A noção de erro, assim, ganha outra dimensão. É antes usar uma variedade em vez de outra numa situação de comunicação em que a coletividade envolvida desaprova. É usar uma construção sintática que não soaria natural ao idioma ou não seria entendida. Uma dada forma tem regularidade na língua porque adequada à transmissão de uma informação específica num dado contexto. Daí surgirem as regras de uso para cada ocasião. O erro é sempre social e relacionado a quem se destina a mensagem.

Para o linguista Sírio Possenti, professor da Unicamp e colunista de Língua, a celeuma com o livro foi fruto da descontextualização. Uma página da obra teria sido "sistematicamente mal lida" pelos comentaristas. 
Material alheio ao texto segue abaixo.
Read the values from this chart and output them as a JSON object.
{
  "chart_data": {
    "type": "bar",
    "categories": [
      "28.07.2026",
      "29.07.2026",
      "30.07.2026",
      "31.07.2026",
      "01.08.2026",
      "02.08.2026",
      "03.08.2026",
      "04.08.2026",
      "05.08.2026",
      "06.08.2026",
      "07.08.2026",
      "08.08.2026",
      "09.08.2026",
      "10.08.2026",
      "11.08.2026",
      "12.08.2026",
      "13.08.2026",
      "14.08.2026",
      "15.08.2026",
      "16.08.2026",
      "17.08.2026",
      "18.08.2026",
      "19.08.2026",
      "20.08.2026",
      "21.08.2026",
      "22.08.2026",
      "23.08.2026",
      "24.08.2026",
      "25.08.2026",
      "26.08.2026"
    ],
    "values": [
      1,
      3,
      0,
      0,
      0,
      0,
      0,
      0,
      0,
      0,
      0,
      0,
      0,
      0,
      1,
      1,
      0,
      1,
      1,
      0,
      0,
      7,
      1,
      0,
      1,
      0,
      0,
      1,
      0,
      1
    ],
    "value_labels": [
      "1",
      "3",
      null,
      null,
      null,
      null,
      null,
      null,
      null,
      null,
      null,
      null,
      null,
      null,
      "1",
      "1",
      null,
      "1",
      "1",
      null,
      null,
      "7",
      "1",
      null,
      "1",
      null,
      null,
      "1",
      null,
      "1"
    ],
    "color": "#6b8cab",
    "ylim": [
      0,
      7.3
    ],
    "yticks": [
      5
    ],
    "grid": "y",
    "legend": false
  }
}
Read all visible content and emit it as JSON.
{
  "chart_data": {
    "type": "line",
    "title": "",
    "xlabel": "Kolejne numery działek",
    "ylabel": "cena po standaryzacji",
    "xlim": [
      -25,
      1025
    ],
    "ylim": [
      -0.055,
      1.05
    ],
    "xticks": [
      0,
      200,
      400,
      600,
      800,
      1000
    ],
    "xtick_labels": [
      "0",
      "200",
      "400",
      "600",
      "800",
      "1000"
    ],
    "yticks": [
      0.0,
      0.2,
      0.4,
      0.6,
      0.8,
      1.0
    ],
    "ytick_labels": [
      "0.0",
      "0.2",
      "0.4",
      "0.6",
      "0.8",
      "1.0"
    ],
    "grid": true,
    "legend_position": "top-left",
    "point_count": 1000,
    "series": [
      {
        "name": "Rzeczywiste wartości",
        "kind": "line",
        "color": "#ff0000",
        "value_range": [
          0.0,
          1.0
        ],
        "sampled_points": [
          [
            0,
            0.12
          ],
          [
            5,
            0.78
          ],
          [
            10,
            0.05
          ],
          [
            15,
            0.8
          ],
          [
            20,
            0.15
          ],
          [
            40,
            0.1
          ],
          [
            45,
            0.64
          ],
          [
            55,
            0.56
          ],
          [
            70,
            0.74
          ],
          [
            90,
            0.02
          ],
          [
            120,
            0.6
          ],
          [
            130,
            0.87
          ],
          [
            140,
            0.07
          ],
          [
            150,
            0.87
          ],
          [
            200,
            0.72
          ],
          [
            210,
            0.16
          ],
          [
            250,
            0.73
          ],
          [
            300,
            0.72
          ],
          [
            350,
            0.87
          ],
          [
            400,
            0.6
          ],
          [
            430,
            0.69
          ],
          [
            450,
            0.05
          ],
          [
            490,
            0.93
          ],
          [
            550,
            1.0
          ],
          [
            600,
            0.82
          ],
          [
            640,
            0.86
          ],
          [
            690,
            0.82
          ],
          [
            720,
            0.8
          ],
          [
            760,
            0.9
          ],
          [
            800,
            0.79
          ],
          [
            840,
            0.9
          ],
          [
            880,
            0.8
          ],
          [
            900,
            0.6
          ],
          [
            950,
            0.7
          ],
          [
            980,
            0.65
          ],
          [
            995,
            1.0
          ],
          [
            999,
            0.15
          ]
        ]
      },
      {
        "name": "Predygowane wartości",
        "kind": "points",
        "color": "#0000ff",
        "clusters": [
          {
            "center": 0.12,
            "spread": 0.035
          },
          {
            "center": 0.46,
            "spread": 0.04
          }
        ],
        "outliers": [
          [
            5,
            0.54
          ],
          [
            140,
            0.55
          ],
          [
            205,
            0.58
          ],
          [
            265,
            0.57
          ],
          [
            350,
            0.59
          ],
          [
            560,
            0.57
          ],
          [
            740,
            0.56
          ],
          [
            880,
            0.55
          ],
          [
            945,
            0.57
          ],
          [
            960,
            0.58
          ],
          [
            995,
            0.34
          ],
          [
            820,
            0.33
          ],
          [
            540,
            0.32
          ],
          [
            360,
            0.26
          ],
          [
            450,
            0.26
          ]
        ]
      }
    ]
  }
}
- O problema foi destacar trechos isolados do livro e dar-lhes uma interpretação que pode até ser considerada possível, mas não cabia, considerado o texto inteiro - diz.

O ministro Haddad: as pessoas acusaram o livro sem lê-lo
Repercussão

Duas passagens foram alvo dessa estratégia, afirma o linguista. Uma foi aquela em que o livro responde "pode" à pergunta se se pode dizer "Os menino pegam o peixe".

- "Pode" foi lida como se a forma devesse ser ensinada na escola (quando é apenas apresentada e analisada brevemente na obra); poderia ser lida como uma constatação (se os autores escrevessem "muitos dizem" talvez o livro não tivesse sido lido tão grosseiramente); além do mais, está escrito que a escola deve ensinar a norma culta: essa passagem às vezes foi "esquecida" pela imprensa - responde Possenti.

 O outro trecho que provocou confusão, aponta o professor, foi o aviso de que, dependendo da circunstância, poderia ser objeto de preconceito.

- O trecho foi lido como uma defesa do "erro". Mas toda essa grita mostra que há mesmo preconceito...

O linguista divertiu-se com muitas declarações de quem viu no livro uma defesa do erro. Vários analistas, diz Possenti, produziram formas que condenariam, como "Quando eu tava na escola"; "A língua é onde nos une" e "Onde fica as leis de concordância?".

- Uma leitura mais desapaixonada por parte dos leigos em linguística (ou uma leitura técnica de  especialistas) mostraria que o livro trata só da comparação entre duas formas, uma padrão e outra popular, de concordância de gênero e de verbo com sujeito. Um fato absolutamente banal e corriqueiro - afirma ele.

O gramático Ataliba de Castilho, da USP, diz que leituras desfocadas são comuns ante obras do gênero.

- Outro dia li na internet um cara me desancando porque em minha Nova Gramática do Português Brasileiro menciono a variante popular, e o cara entendeu que eu estava dizendo que tudo aquilo agora é "norma" - lembra.

Abordagem
Ataliba considera que, dada a facilidade com que o tema tende a ser mal-interpretado, os linguistas devem redobrar o cuidado na abordagem.

- Talvez a confusão venha do uso, por linguistas, da expressão "norma vernácula", para remeter à língua familiar, não interessando qual o nível sociocultural da família. Como entre nós "norma" tem um sentido muito preciso, arma-se a confusão. Que terá suas vantagens, pois será sempre oportunidade para esclarecer as coisas - diz.

Se quisessem blindar o livro de ataques abaixo da cintura, os autores nem teriam tanto trabalho para reformular a redação, avaliam os especialistas. A resposta à pergunta "Mas posso dizer 'os livro'?" poderia não ser "É claro que pode", mas "Pode, dependendo do tipo de texto que você estiver escrevendo". Do jeito que está a resposta, se tirada do contexto (como foi), pode-se inferir que os autores dizem que a exigência da norma culta é sempre preconceituosa, o que não é verdade nem foi escrito.

Contra a ignorância e o mal-entendido, todo cuidado é pouco.